The United Nations Committee on Economic, Social and Cultural Rights is charged with monitoring states that have ratified the Covenant. The committee has stated that:
The right to health is closely related to and dependent upon the realization of other human rights, as contained in the International Bill of Rights, including the rights to food, housing, work, education, human dignity, life, non-discrimination, equality, the prohibition against torture, privacy, access to information, and the freedoms of association, assembly and movement. These and other rights and freedoms address integral components of the right to health.
And that right to health necessarily demands affordable care. In 2000, a general comment adopted by that oversight committee flatly declared that:
Health facilities, goods and services must be affordable for all.

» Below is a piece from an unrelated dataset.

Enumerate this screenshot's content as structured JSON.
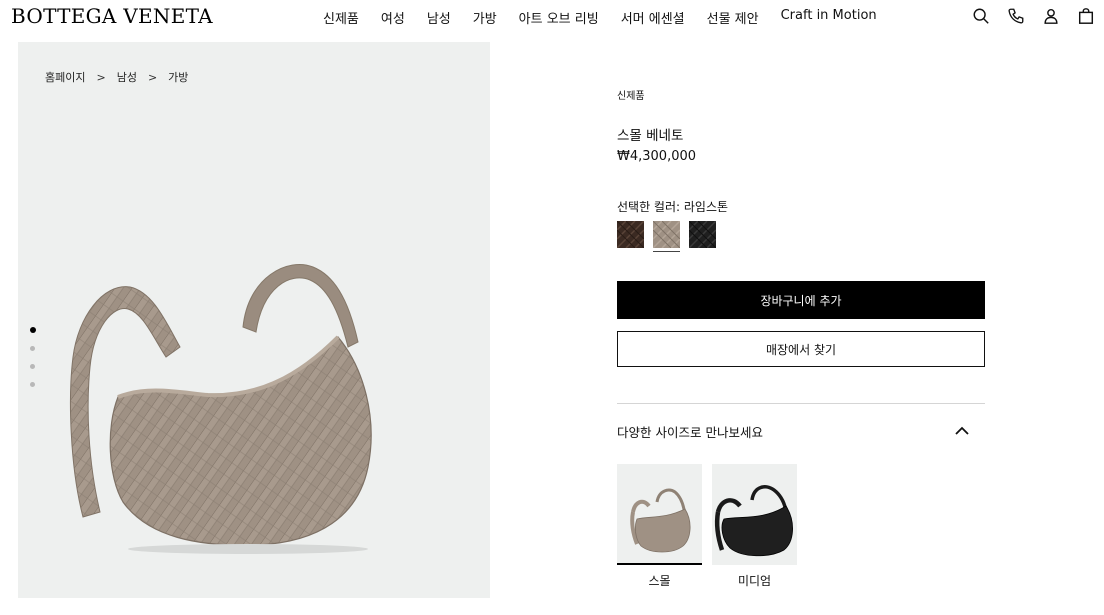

Payment for health-care services, as well as services related to the underlying determinants of health, has to be based on the principle of equity, ensuring that these services, whether privately or publicly provided, are affordable for all, including socially disadvantaged groups. Equity demands that poorer households should not be disproportionately burdened with health expenses as compared to richer households.
The International Covenant on Economic, Social and Cultural Rights is a wildly popular agreement. Of the 195 countries that currently make up our world, more than 87% have ratified it. The U.S. is one of only 25 nations in the world to not ratify the covenant – and one of only four to sign it, but never actually bother to commit itself to the Covenant and make it the law of the land.
And deep down, every American knows why the U.S. government refuses to ratify it. Our elites are aware that the way they do things here just wouldn’t pass muster.